Épictète demande bien plus fortement : pourquoi ne nous fâchons-nous pas si on dit que nous avons mal à la tête, et que nous nous fâchons de ce qu’on dit que nous raisonnons mal ou que nous choisissons mal.
[...]
L’homme est ainsi fait qu’à force de lui dire qu’il est un sot il le croit. Et à force de se le dire à soi-même on se le fait croire, car l’homme fait lui seul une conversation intérieure, qu’il importe de bien régler. Corrumpunt bonos mores colloquia prava.Il faut se tenir en silence autant qu’on peut et ne s’entretenir que de Dieu qu’on sait être la vérité, et ainsi on se le persuade à soi-même.
Divertissement 4 (Laf. 136, Sel. 168). Mais, direz-vous, quel objet a-t-il en tout cela ? Celui de se vanter demain entre ses amis de ce qu’il a mieux joué qu’un autre. Ainsi les autres suent dans leur cabinet pour montrer aux savants qu’ils ont résolu une question d’algèbre qu’on n’aurait pu trouver jusqu’ici, et tant d’autres s’exposent aux derniers périls pour se vanter ensuite d’une place qu’ils auront prise aussi sottement à mon gré. Et enfin les autres se tuent pour remarquer toutes ces choses, non pas pour en devenir plus sages, mais seulement pour montrer qu’ils les savent, et ceux-là sont les plus sots de la bande puisqu’ils le sont avec connaissance, au lieu qu’on peut penser des autres qu’ils ne le seraient plus s’ils avaient cette connaissance.
Philosophes 5 (Laf. 143, Sel. 176). Philosophes.
Nous sommes pleins de choses qui nous jettent au-dehors.

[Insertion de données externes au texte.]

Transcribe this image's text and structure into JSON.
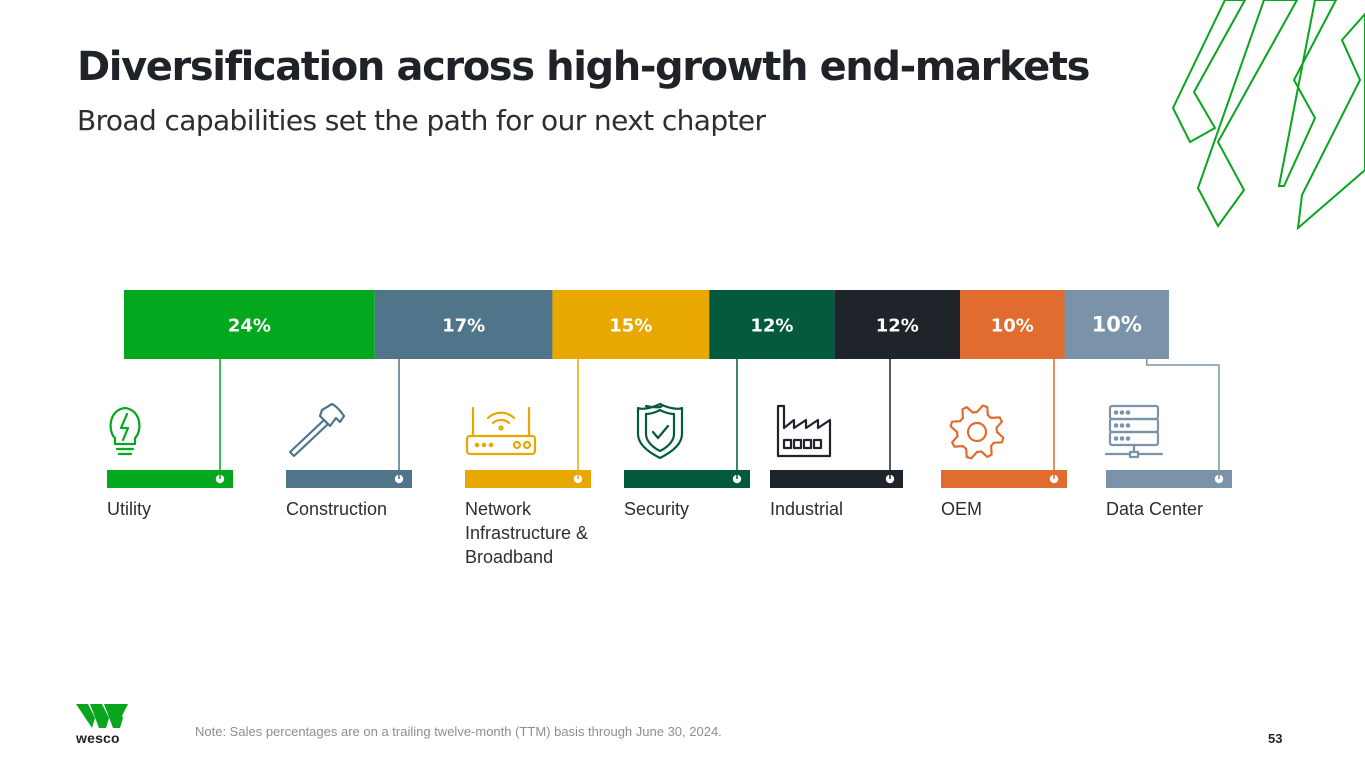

Notre instinct nous fait sentir qu’il faut chercher notre bonheur hors de nous. Nos passions nous poussent au dehors, quand même les objets ne s’offriraient pas pour les exciter. Les objets du dehors nous tentent d’eux-mêmes et nous appellent quand même nous n’y pensons pas. Et ainsi les philosophes ont beau dire : Rentrez-vous en vous-mêmes, vous y trouverez votre bien ; on ne les croit pas et ceux qui les croient sont les plus vides et les plus sots.

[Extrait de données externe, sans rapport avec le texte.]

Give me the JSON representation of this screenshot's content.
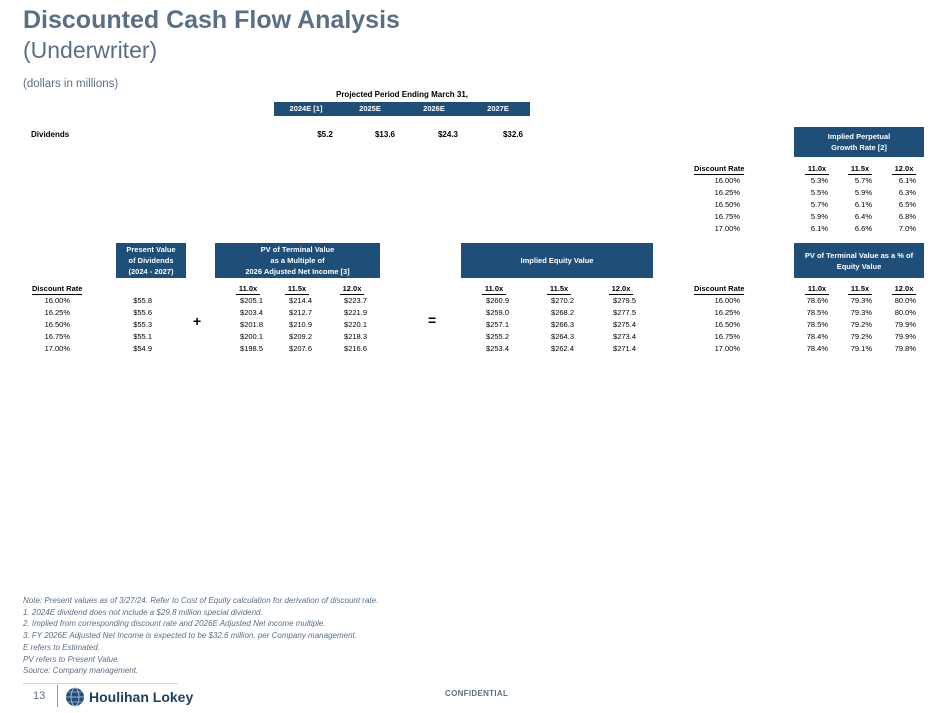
{
  "title": "Discounted Cash Flow Analysis",
  "title_sub": "(Underwriter)",
  "subtitle": "(dollars in millions)",
  "projection": {
    "title": "Projected Period Ending March 31,",
    "years": [
      "2024E [1]",
      "2025E",
      "2026E",
      "2027E"
    ]
  },
  "dividends": {
    "label": "Dividends",
    "values": [
      "$5.2",
      "$13.6",
      "$24.3",
      "$32.6"
    ]
  },
  "implied_growth": {
    "header_line1": "Implied Perpetual",
    "header_line2": "Growth Rate [2]",
    "rate_label": "Discount Rate",
    "cols": [
      "11.0x",
      "11.5x",
      "12.0x"
    ],
    "rows": [
      {
        "rate": "16.00%",
        "vals": [
          "5.3%",
          "5.7%",
          "6.1%"
        ]
      },
      {
        "rate": "16.25%",
        "vals": [
          "5.5%",
          "5.9%",
          "6.3%"
        ]
      },
      {
        "rate": "16.50%",
        "vals": [
          "5.7%",
          "6.1%",
          "6.5%"
        ]
      },
      {
        "rate": "16.75%",
        "vals": [
          "5.9%",
          "6.4%",
          "6.8%"
        ]
      },
      {
        "rate": "17.00%",
        "vals": [
          "6.1%",
          "6.6%",
          "7.0%"
        ]
      }
    ]
  },
  "pv_dividends": {
    "header_line1": "Present Value",
    "header_line2": "of Dividends",
    "header_line3": "(2024 - 2027)",
    "rate_label": "Discount Rate",
    "rows": [
      {
        "rate": "16.00%",
        "val": "$55.8"
      },
      {
        "rate": "16.25%",
        "val": "$55.6"
      },
      {
        "rate": "16.50%",
        "val": "$55.3"
      },
      {
        "rate": "16.75%",
        "val": "$55.1"
      },
      {
        "rate": "17.00%",
        "val": "$54.9"
      }
    ]
  },
  "pv_terminal": {
    "header_line1": "PV of Terminal Value",
    "header_line2": "as a Multiple of",
    "header_line3": "2026 Adjusted Net Income [3]",
    "cols": [
      "11.0x",
      "11.5x",
      "12.0x"
    ],
    "rows": [
      [
        "$205.1",
        "$214.4",
        "$223.7"
      ],
      [
        "$203.4",
        "$212.7",
        "$221.9"
      ],
      [
        "$201.8",
        "$210.9",
        "$220.1"
      ],
      [
        "$200.1",
        "$209.2",
        "$218.3"
      ],
      [
        "$198.5",
        "$207.6",
        "$216.6"
      ]
    ]
  },
  "equity_value": {
    "header": "Implied Equity Value",
    "cols": [
      "11.0x",
      "11.5x",
      "12.0x"
    ],
    "rows": [
      [
        "$260.9",
        "$270.2",
        "$279.5"
      ],
      [
        "$259.0",
        "$268.2",
        "$277.5"
      ],
      [
        "$257.1",
        "$266.3",
        "$275.4"
      ],
      [
        "$255.2",
        "$264.3",
        "$273.4"
      ],
      [
        "$253.4",
        "$262.4",
        "$271.4"
      ]
    ]
  },
  "pv_pct": {
    "header_line1": "PV of Terminal Value as a % of",
    "header_line2": "Equity Value",
    "rate_label": "Discount Rate",
    "cols": [
      "11.0x",
      "11.5x",
      "12.0x"
    ],
    "rows": [
      {
        "rate": "16.00%",
        "vals": [
          "78.6%",
          "79.3%",
          "80.0%"
        ]
      },
      {
        "rate": "16.25%",
        "vals": [
          "78.5%",
          "79.3%",
          "80.0%"
        ]
      },
      {
        "rate": "16.50%",
        "vals": [
          "78.5%",
          "79.2%",
          "79.9%"
        ]
      },
      {
        "rate": "16.75%",
        "vals": [
          "78.4%",
          "79.2%",
          "79.9%"
        ]
      },
      {
        "rate": "17.00%",
        "vals": [
          "78.4%",
          "79.1%",
          "79.8%"
        ]
      }
    ]
  },
  "operators": {
    "plus": "+",
    "equals": "="
  },
  "notes": [
    "Note: Present values as of 3/27/24. Refer to Cost of Equity calculation for derivation of discount rate.",
    "1. 2024E dividend does not include a $29.8 million special dividend.",
    "2. Implied from corresponding discount rate and 2026E Adjusted Net income multiple.",
    "3. FY 2026E Adjusted Net Income is expected to be $32.6 million, per Company management.",
    "E refers to Estimated.",
    "PV refers to Present Value.",
    "Source: Company management."
  ],
  "footer": {
    "page_number": "13",
    "logo_text": "Houlihan Lokey",
    "confidential": "CONFIDENTIAL"
  },
  "colors": {
    "title": "#5a6f86",
    "header_fill": "#1f4e79"
  }
}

Soumission 2 (Laf. 168, Sel. 199). Que je hais ces sottises de ne pas croire l’Eucharistie, etc.
Si l’Évangile est vrai, si Jésus-Christ est Dieu, quelle difficulté y a-t-il là ?
Pensées diverses (Laf. 538, Sel. 458). Celui qui sait la volonté de son maître sera battu de plus de coups à cause du pouvoir qu’il a par la connaissance.

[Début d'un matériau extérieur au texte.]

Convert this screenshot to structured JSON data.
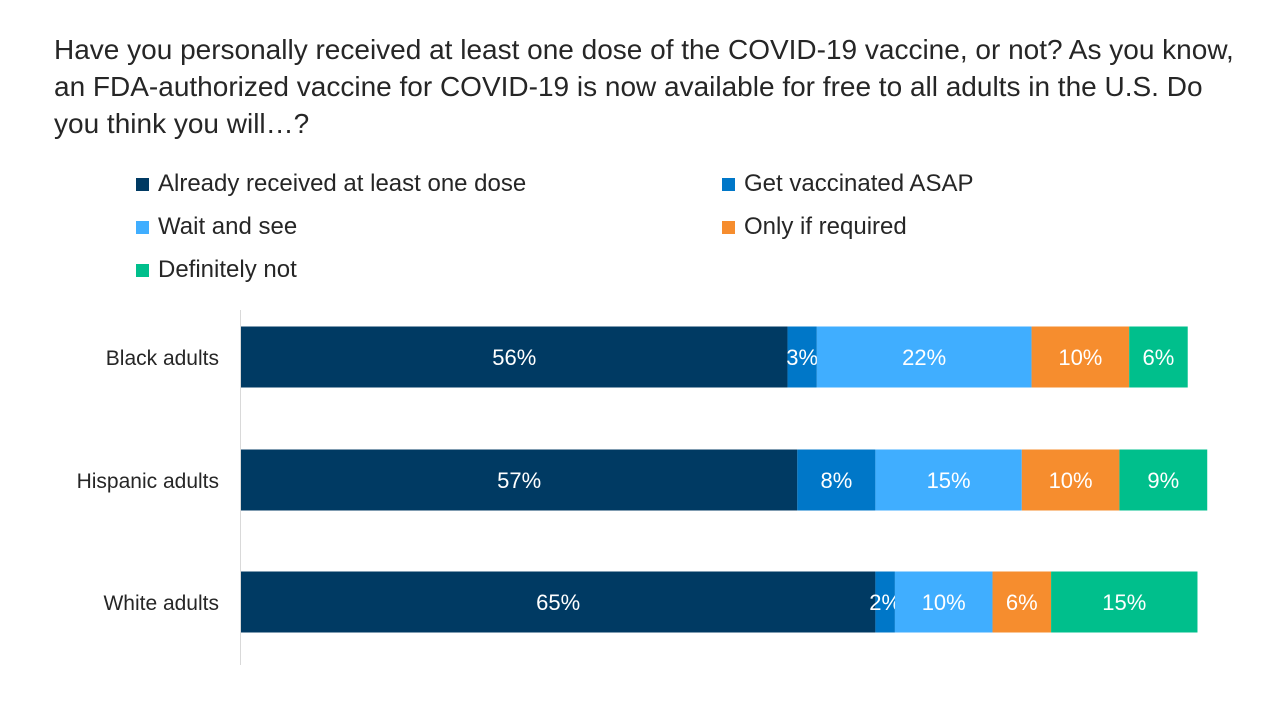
{
  "question": "Have you personally received at least one dose of the COVID-19 vaccine, or not? As you know, an FDA-authorized vaccine for COVID-19 is now available for free to all adults in the U.S. Do you think you will…?",
  "chart_data": {
    "type": "bar",
    "orientation": "horizontal",
    "stacked": true,
    "title": "",
    "xlabel": "",
    "ylabel": "",
    "categories": [
      "Black adults",
      "Hispanic adults",
      "White adults"
    ],
    "series": [
      {
        "name": "Already received at least one dose",
        "color": "#003A63",
        "values": [
          56,
          57,
          65
        ]
      },
      {
        "name": "Get vaccinated ASAP",
        "color": "#0077C8",
        "values": [
          3,
          8,
          2
        ]
      },
      {
        "name": "Wait and see",
        "color": "#40AEFF",
        "values": [
          22,
          15,
          10
        ]
      },
      {
        "name": "Only if required",
        "color": "#F68D2E",
        "values": [
          10,
          10,
          6
        ]
      },
      {
        "name": "Definitely not",
        "color": "#00BF8C",
        "values": [
          6,
          9,
          15
        ]
      }
    ],
    "value_suffix": "%",
    "legend_position": "top",
    "grid": false
  }
}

Pensées diverses (Laf. 780, Sel. 644). Préface de la première partie.
Parler de ceux qui ont traité de la connaissance de soi-même, des divisions de Charron, qui attristent et ennuient. De la confusion de Montaigne, qu’il avait bien senti le défaut d’une droite méthode. Qu’il l’évitait en sautant de sujet en sujet, qu’il cherchait le bon air.
Le sot projet qu’il a de se peindre et cela non pas en passant et contre ses maximes, comme il arrive à tout le monde de faillir, mais par ses propres maximes et par un dessein premier et principal. Car de dire des sottises par hasard et par faiblesse c’est un mal ordinaire, mais d’en dire par dessein c’est ce qui n’est pas supportable et d’en dire de telles que celles-ci.
Miracles III (Laf. 896, Sel. 448). Mon Dieu que ce sont de sots discours. Dieu aurait-il fait le monde pour le damner, demanderait-il tant de gens si faibles, etc. Pyrrhonisme est le remède à ce mal et rabattra cette vanité.
2e ms Guerrier (Laf. 989, Sel. 809). C’est un sot poste dans le monde que celui de moines, qu’ils tiennent, par leur aveu même.